None have publicly discussed the idea of crafting a wireless plan B, but speculation that something is afoot has been swirling for weeks, with at least one of those partners, TW Cable, along with Cablevision Systems Corp. being linked to discussions with LightSquared. (See Cablevision Also Kicking LightSquared's Tires? and Rumor: TW Cable Talking With LightSquared.)

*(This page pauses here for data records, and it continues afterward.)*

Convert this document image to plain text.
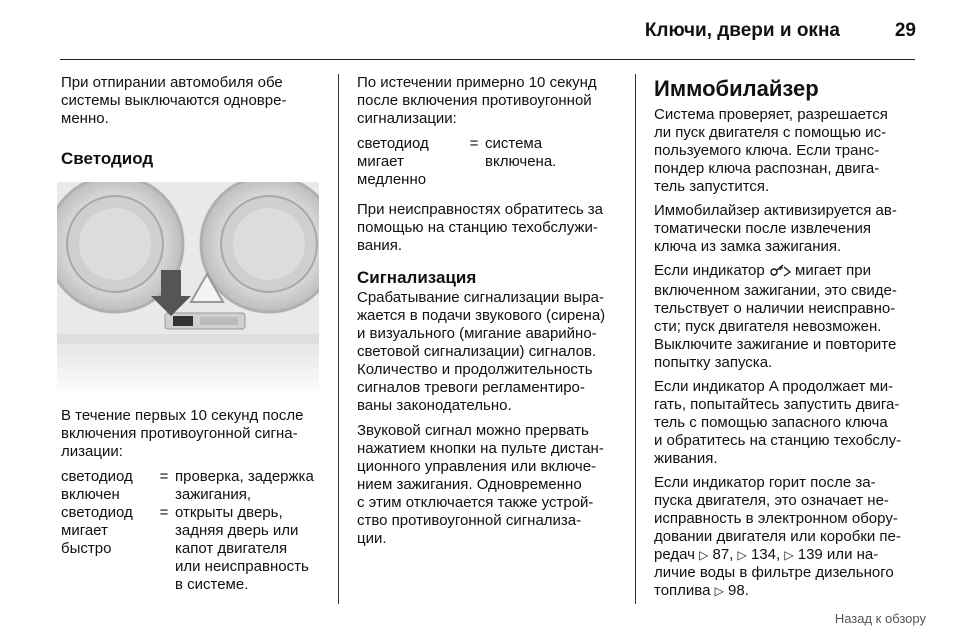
Ключи, двери и окна	29

При отпирании автомобиля обе
системы выключаются одновре-
менно.

Светодиод

В течение первых 10 секунд после
включения противоугонной сигна-
лизации:

светодиод
включен
= проверка, задержка
зажигания,
светодиод
мигает
быстро
= открыты дверь,
задняя дверь или
капот двигателя
или неисправность
в системе.

По истечении примерно 10 секунд
после включения противоугонной
сигнализации:

светодиод
мигает
медленно
= система
включена.

При неисправностях обратитесь за
помощью на станцию техобслужи-
вания.

Сигнализация

Срабатывание сигнализации выра-
жается в подачи звукового (сирена)
и визуального (мигание аварийно-
световой сигнализации) сигналов.
Количество и продолжительность
сигналов тревоги регламентиро-
ваны законодательно.

Звуковой сигнал можно прервать
нажатием кнопки на пульте дистан-
ционного управления или включе-
нием зажигания. Одновременно
с этим отключается также устрой-
ство противоугонной сигнализа-
ции.

Иммобилайзер

Система проверяет, разрешается
ли пуск двигателя с помощью ис-
пользуемого ключа. Если транс-
пондер ключа распознан, двига-
тель запустится.

Иммобилайзер активизируется ав-
томатически после извлечения
ключа из замка зажигания.

Если индикатор  мигает при
включенном зажигании, это свиде-
тельствует о наличии неисправно-
сти; пуск двигателя невозможен.
Выключите зажигание и повторите
попытку запуска.

Если индикатор A продолжает ми-
гать, попытайтесь запустить двига-
тель с помощью запасного ключа
и обратитесь на станцию техобслу-
живания.

Если индикатор горит после за-
пуска двигателя, это означает не-
исправность в электронном обору-
довании двигателя или коробки пе-
редач ▷ 87, ▷ 134, ▷ 139 или на-
личие воды в фильтре дизельного
топлива ▷ 98.

Назад к обзору
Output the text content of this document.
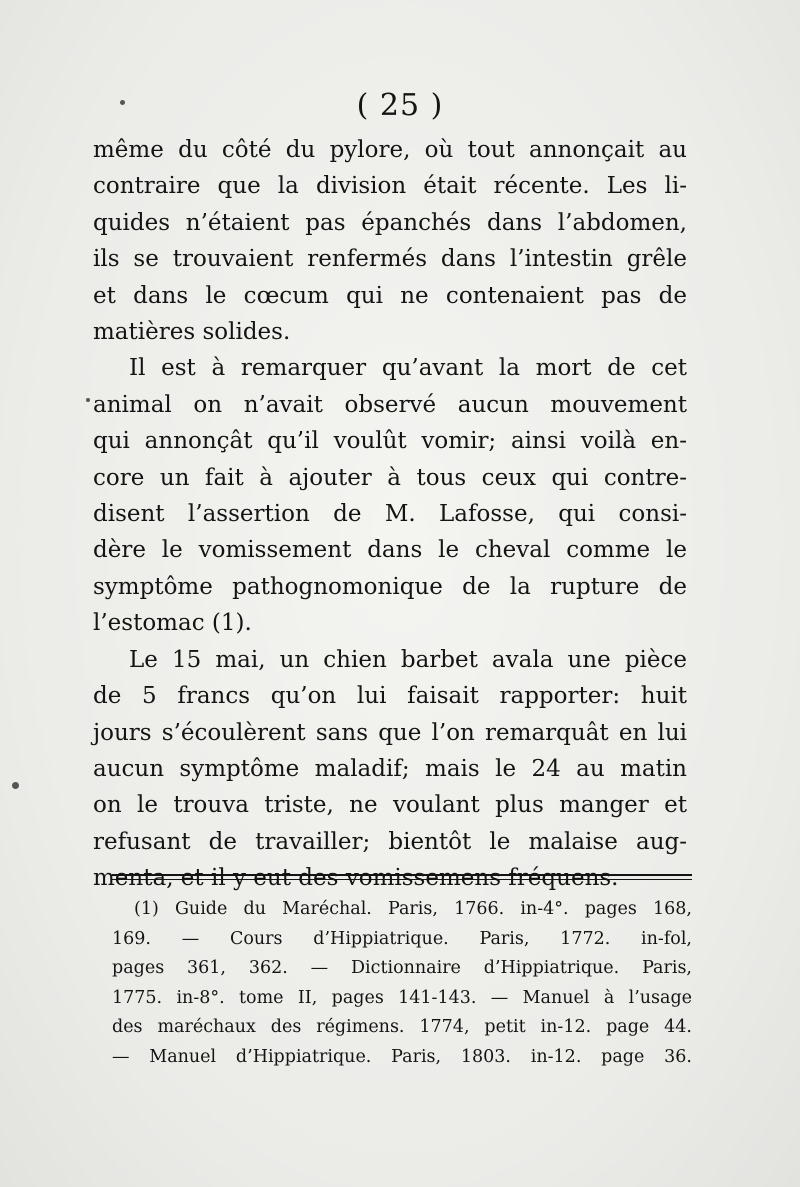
( 25 )

même du côté du pylore, où tout annonçait au
contraire que la division était récente. Les li-
quides n’étaient pas épanchés dans l’abdomen,
ils se trouvaient renfermés dans l’intestin grêle
et dans le cœcum qui ne contenaient pas de
matières solides.

Il est à remarquer qu’avant la mort de cet
animal on n’avait observé aucun mouvement
qui annonçât qu’il voulût vomir; ainsi voilà en-
core un fait à ajouter à tous ceux qui contre-
disent l’assertion de M. Lafosse, qui consi-
dère le vomissement dans le cheval comme le
symptôme pathognomonique de la rupture de
l’estomac (1).

Le 15 mai, un chien barbet avala une pièce
de 5 francs qu’on lui faisait rapporter: huit
jours s’écoulèrent sans que l’on remarquât en lui
aucun symptôme maladif; mais le 24 au matin
on le trouva triste, ne voulant plus manger et
refusant de travailler; bientôt le malaise aug-
menta, et il y eut des vomissemens fréquens.

(1) Guide du Maréchal. Paris, 1766. in-4°. pages 168,
169. — Cours d’Hippiatrique. Paris, 1772. in-fol,
pages 361, 362. — Dictionnaire d’Hippiatrique. Paris,
1775. in-8°. tome II, pages 141-143. — Manuel à l’usage
des maréchaux des régimens. 1774, petit in-12. page 44.
— Manuel d’Hippiatrique. Paris, 1803. in-12. page 36.
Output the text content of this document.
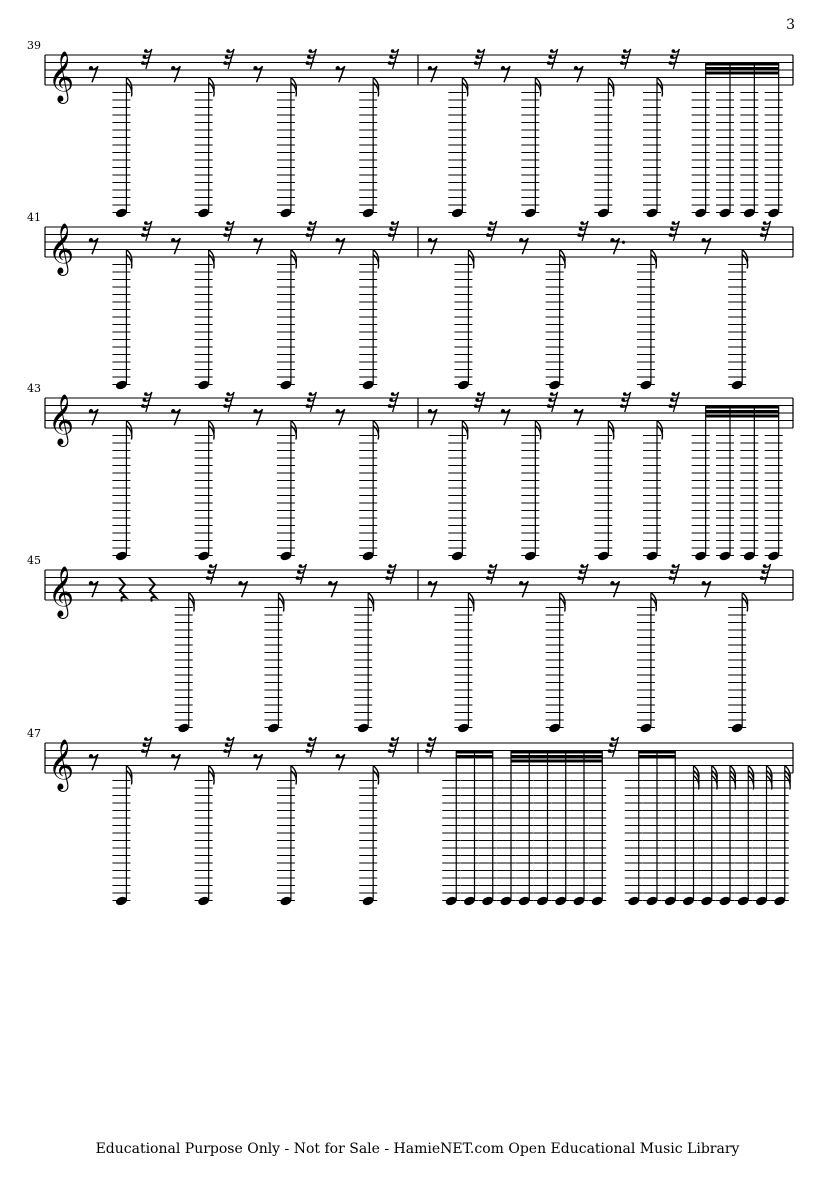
3
39
𝄞
41
𝄞
43
𝄞
45
𝄞
47
𝄞
Educational Purpose Only - Not for Sale - HamieNET.com Open Educational Music Library
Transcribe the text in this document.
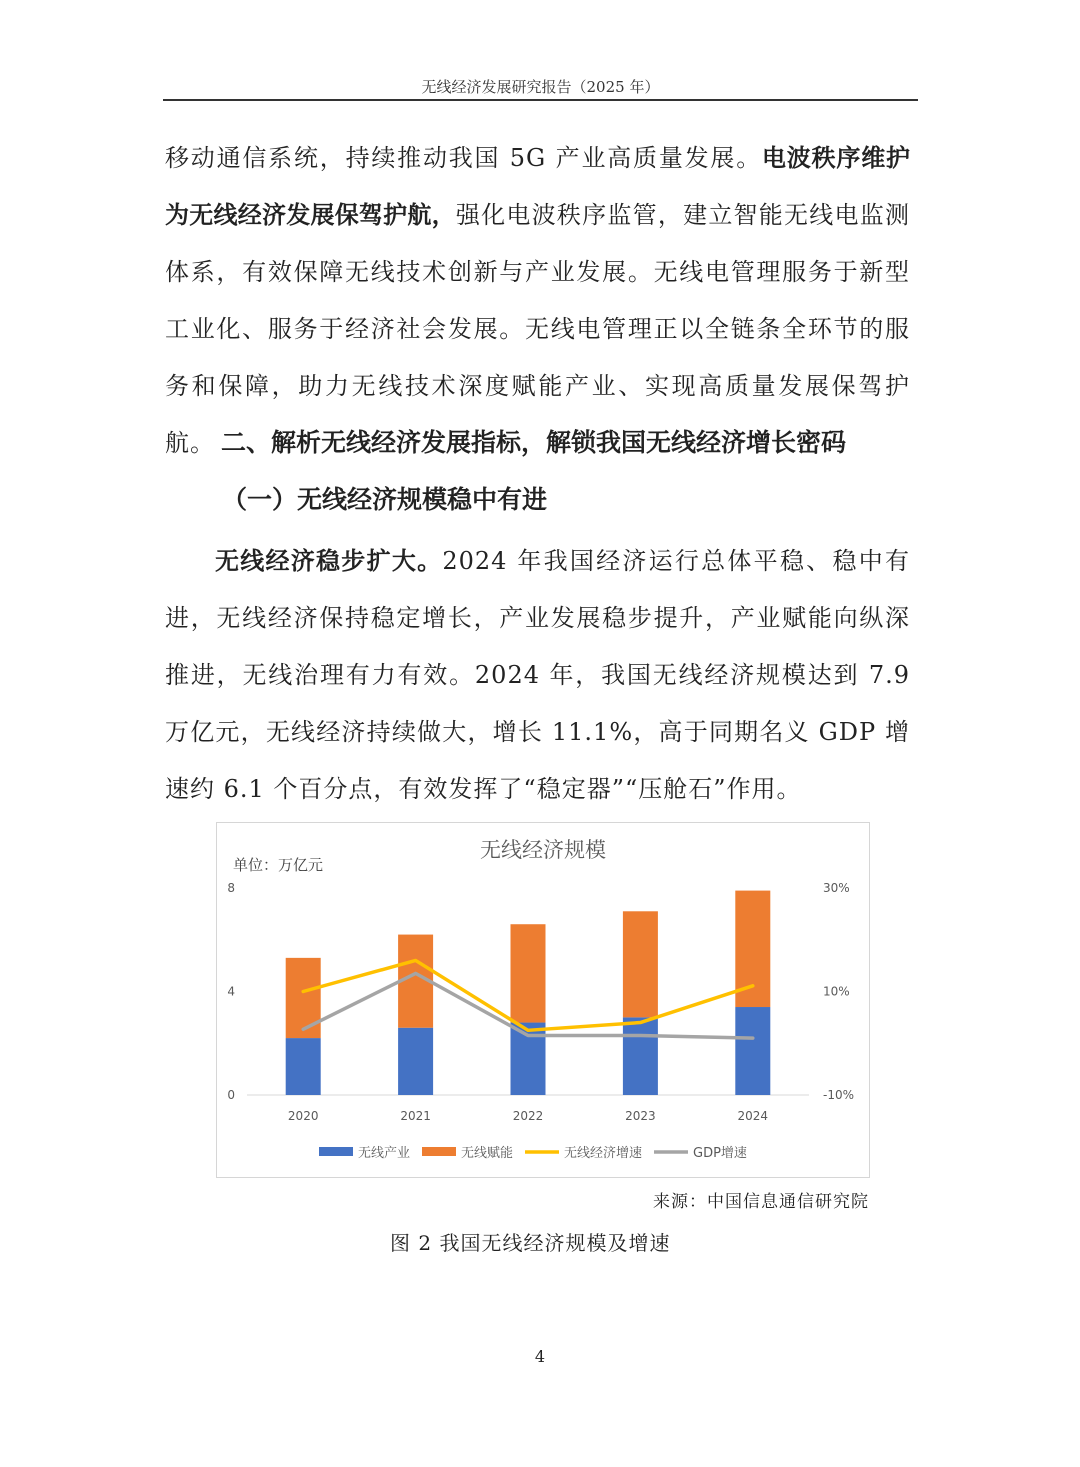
无线经济发展研究报告（2025 年）

移动通信系统，持续推动我国 5G 产业高质量发展。电波秩序维护为无线经济发展保驾护航，强化电波秩序监管，建立智能无线电监测体系，有效保障无线技术创新与产业发展。无线电管理服务于新型工业化、服务于经济社会发展。无线电管理正以全链条全环节的服务和保障，助力无线技术深度赋能产业、实现高质量发展保驾护航。 二、解析无线经济发展指标，解锁我国无线经济增长密码
（一）无线经济规模稳中有进

无线经济稳步扩大。2024 年我国经济运行总体平稳、稳中有进，无线经济保持稳定增长，产业发展稳步提升，产业赋能向纵深推进，无线治理有力有效。2024 年，我国无线经济规模达到 7.9 万亿元，无线经济持续做大，增长 11.1%，高于同期名义 GDP 增速约 6.1 个百分点，有效发挥了“稳定器”“压舱石”作用。

无线经济规模
单位：万亿元
0
4
8
-10%
10%
30%
2020	2021	2022	2023	2024
无线产业	无线赋能	无线经济增速	GDP增速
来源：中国信息通信研究院
图 2 我国无线经济规模及增速
4
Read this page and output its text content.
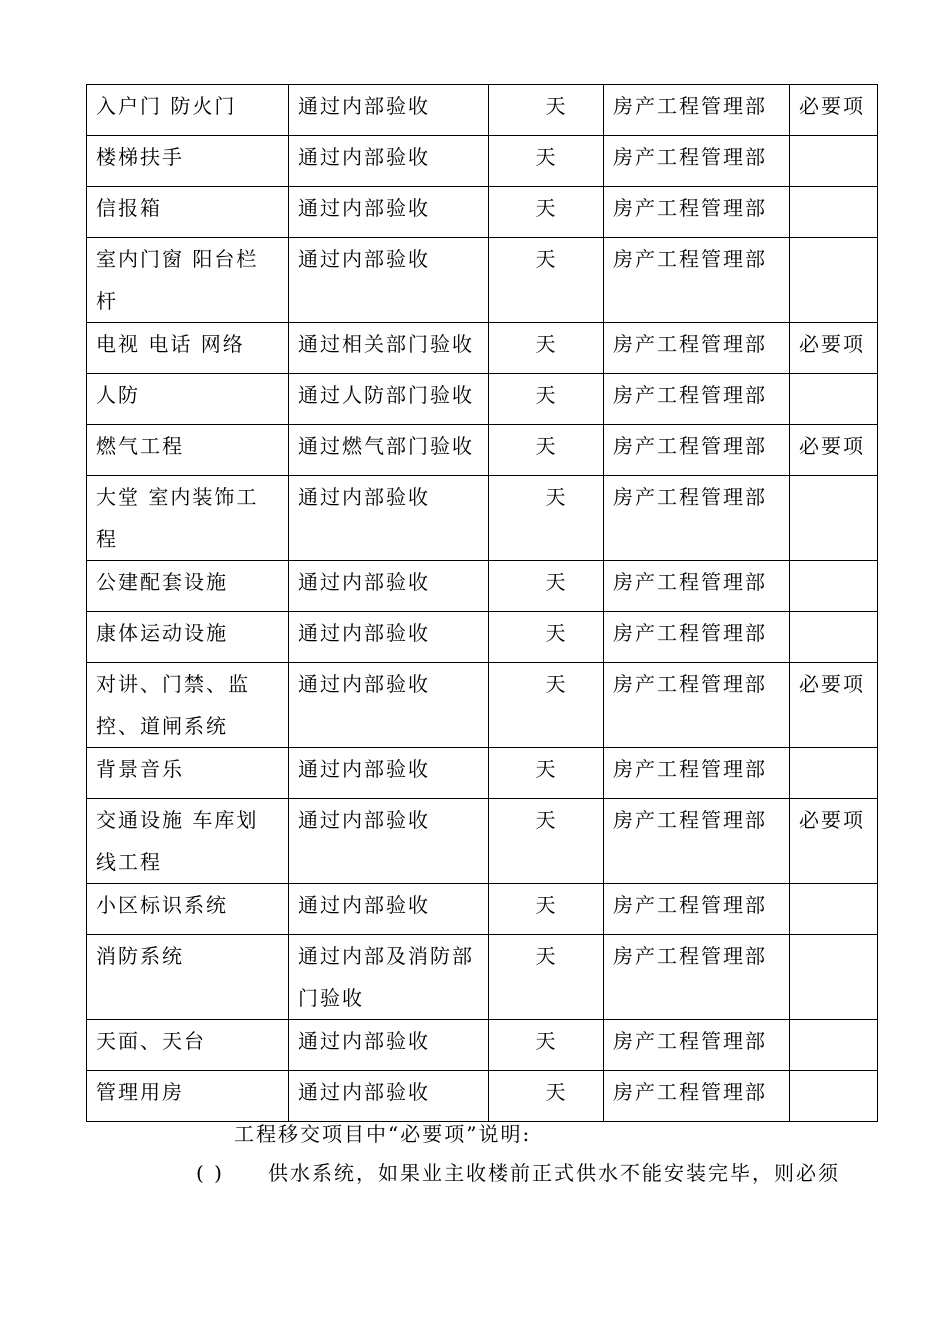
入户门 防火门	通过内部验收	天	房产工程管理部	必要项
楼梯扶手	通过内部验收	天	房产工程管理部	
信报箱	通过内部验收	天	房产工程管理部	
室内门窗 阳台栏杆	通过内部验收	天	房产工程管理部	
电视 电话 网络	通过相关部门验收	天	房产工程管理部	必要项
人防	通过人防部门验收	天	房产工程管理部	
燃气工程	通过燃气部门验收	天	房产工程管理部	必要项
大堂 室内装饰工程	通过内部验收	天	房产工程管理部	
公建配套设施	通过内部验收	天	房产工程管理部	
康体运动设施	通过内部验收	天	房产工程管理部	
对讲、门禁、监控、道闸系统	通过内部验收	天	房产工程管理部	必要项
背景音乐	通过内部验收	天	房产工程管理部	
交通设施 车库划线工程	通过内部验收	天	房产工程管理部	必要项
小区标识系统	通过内部验收	天	房产工程管理部	
消防系统	通过内部及消防部门验收	天	房产工程管理部	
天面、天台	通过内部验收	天	房产工程管理部	
管理用房	通过内部验收	天	房产工程管理部	
工程移交项目中“必要项”说明:
( ) 供水系统，如果业主收楼前正式供水不能安装完毕，则必须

Another popular rumor has the MSOs with Advanced Wireless Services (AWS) holdings (Comcast, TW Cable, Cox Communications Inc. and Bright House) talking with Sprint about swapping some of that coveted spectrum for an equity stake and giving it a go from there. Sprint's not expected to offer more details about its 4G Network Vision strategy until Oct. 7. (See Cox: We're Not Selling Our Spectrum, Sprint's $13.5B Jump to LTE With LightSquared and What Will Sprint Reveal of its 4G Plans?)
"One thing they [the Clearwire MSO partners] have to do is make contingency plans ... in case Clearwire unravels," says Sanford C. Bernstein & Co. Inc. analyst Craig Moffett. Discussions about an equity-for-spectrum play could help "grease the skids" for a potential plan B, Moffett says, noting that it doesn't appear that any such deal appears to be imminent.
And he doesn't believe the cable guys are in a position to quickly pull the trigger on an strategy that involves LightSquared, which just inked network-sharing deal with Sprint but still faces regulatory uncertainty. (See Sprint's $13.5B Jump to LTE With LightSquared.)
Moffett says "it's all but inconceivable" that the Federal Communications Commission (FCC) will approve LightSquared's use of the lower L Band without further testing. LightSquared has expressed some hope it would gain FCC approval by mid-September.
"That sounds like wishful thinking," Moffett says, noting recent Federal Aviation Administration findings that GPS services will still face significant interference in the L-Band, despite LightSquared's revised plan. The situation "really ties the FCC's hands," the analyst adds. (See LightSquared Submits Plan to FCC and LightSquared Claims It Has Answer to GPS Problem.)
It's not LighSquared's fault that GPS receivers operate outside their allotted band, but that's the cards it's playing with. And it's that kind of uncertainty that could give cable pause.
That much was evident last week during TW Cable's second-quarter earnings call. MSO CEO Glenn Britt was noncommittal about what TW Cable might do with its AWS holdings, and isn't exactly pleased about WiMax subscriber growth, calling it "not terribly exciting." Comcast's next best chance to address its wireless future is Wednesday morning, when it reports second-quarter numbers. (See TW Cable Stays in Wireless Holding Pattern.)
Cablevision, meanwhile, has been enjoying success with its Wi-Fi deployment, but hints that it's considering other mobile strategies for voice and other types of mobile broadband services emerged even before the rumor spread that the MSO was in talks with LightSquared. (See Cablevision Trademarks Mobile, RS-DVR Brands.)